Sure, a just end to the brutal war in Ukraine is desirable, but Lula has stated his goal in strange ways.
He accused the United States ofstimulate war” and the European Union not to mention peace, and even said that “the two countries have decided to go to war”, which suggests that Ukraine is also to blame for the conflict.
Earlier in April, he had suggested that Ukraine could hand over Crimea and end the war.
These types of comments have not gone unnoticed.
The Russian foreign minister, on a visit to Latin America which has controversially included Brazil, expressed his gratitude.
Others were less happy.
A US official accused Lula of “parroting Russian and Chinese propaganda”, while a US spokesman reiterated that Russia alone was to blame.

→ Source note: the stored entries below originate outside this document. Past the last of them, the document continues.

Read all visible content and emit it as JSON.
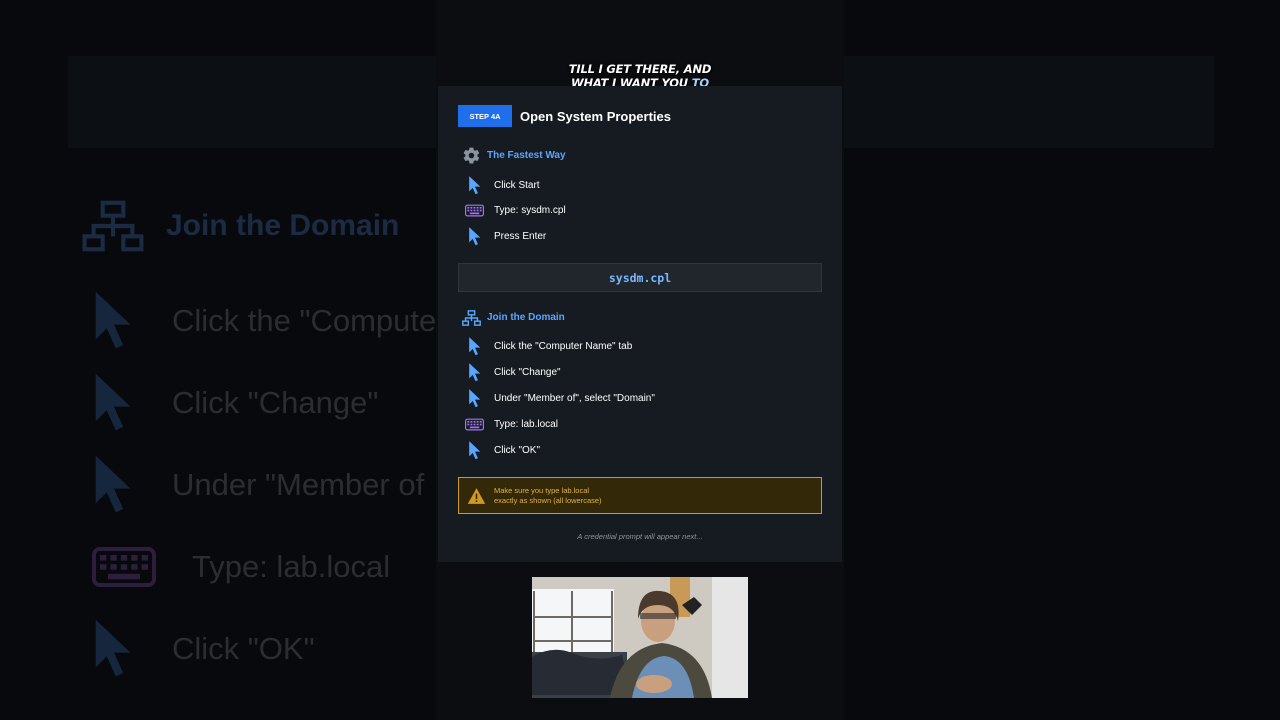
{
  "background": {
    "title": "Join the Domain",
    "rows": [
      {
        "icon": "cursor-icon",
        "text": "Click the \"Compute"
      },
      {
        "icon": "cursor-icon",
        "text": "Click \"Change\""
      },
      {
        "icon": "cursor-icon",
        "text": "Under \"Member of"
      },
      {
        "icon": "keyboard-icon",
        "text": "Type:  lab.local"
      },
      {
        "icon": "cursor-icon",
        "text": "Click \"OK\""
      }
    ]
  },
  "caption": {
    "line1": "TILL I GET THERE, AND",
    "line2_prefix": "WHAT I WANT YOU ",
    "line2_highlight": "TO"
  },
  "card": {
    "step_badge": "STEP 4A",
    "title": "Open System Properties",
    "fastest": {
      "heading": "The Fastest Way",
      "steps": [
        {
          "icon": "cursor-icon",
          "text": "Click Start"
        },
        {
          "icon": "keyboard-icon",
          "text": "Type:  sysdm.cpl"
        },
        {
          "icon": "cursor-icon",
          "text": "Press Enter"
        }
      ]
    },
    "command": "sysdm.cpl",
    "join": {
      "heading": "Join the Domain",
      "steps": [
        {
          "icon": "cursor-icon",
          "text": "Click the \"Computer Name\" tab"
        },
        {
          "icon": "cursor-icon",
          "text": "Click \"Change\""
        },
        {
          "icon": "cursor-icon",
          "text": "Under \"Member of\", select \"Domain\""
        },
        {
          "icon": "keyboard-icon",
          "text": "Type:  lab.local"
        },
        {
          "icon": "cursor-icon",
          "text": "Click \"OK\""
        }
      ]
    },
    "warning": {
      "line1": "Make sure you type lab.local",
      "line2": "exactly as shown (all lowercase)"
    },
    "footer": "A credential prompt will appear next..."
  },
  "colors": {
    "accent": "#1f6feb",
    "link": "#58a6ff",
    "warning": "#d29922",
    "keyboard": "#a371f7"
  }
}
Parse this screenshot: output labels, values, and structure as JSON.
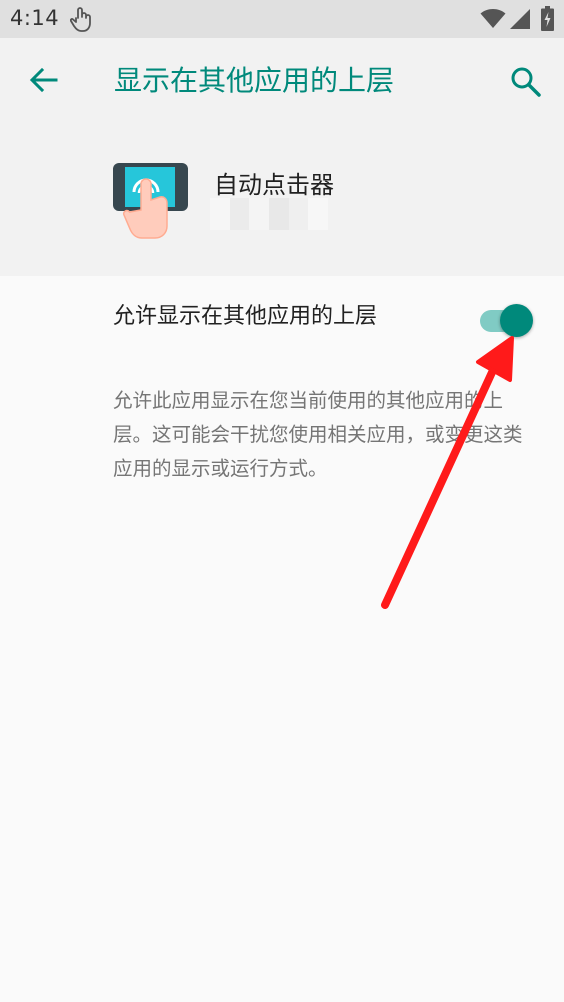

The spokesman of the Ministry of Foreign Affairs of Ukraine, although he was a diplomat, did His discontent is evident.
Faced with the claims, Lula moderated and stressed that his government “condemns the violation of the territorial integrity of Ukraine”,
Despite this, he continued to support “a negotiated political solution” to the war and reiterated his concern “over the global consequences of this conflict”.
There’s no reason to think he wasn’t sincere.
Lula seems willing to give up the benevolence of his democratic friends in the West in exchange for food security, peace and sustainable development, in Brazil and around the world.
Brazil stopped being a pariah to become a pragmatist.
c.2023 The New York Times Society
Source: Clarin
Mary Ortiz is a seasoned journalist with a passion for world events. As a writer for News Rebeat, she brings a fresh perspective to the latest global happenings and provides in-depth coverage that offers a deeper understanding of the world around us.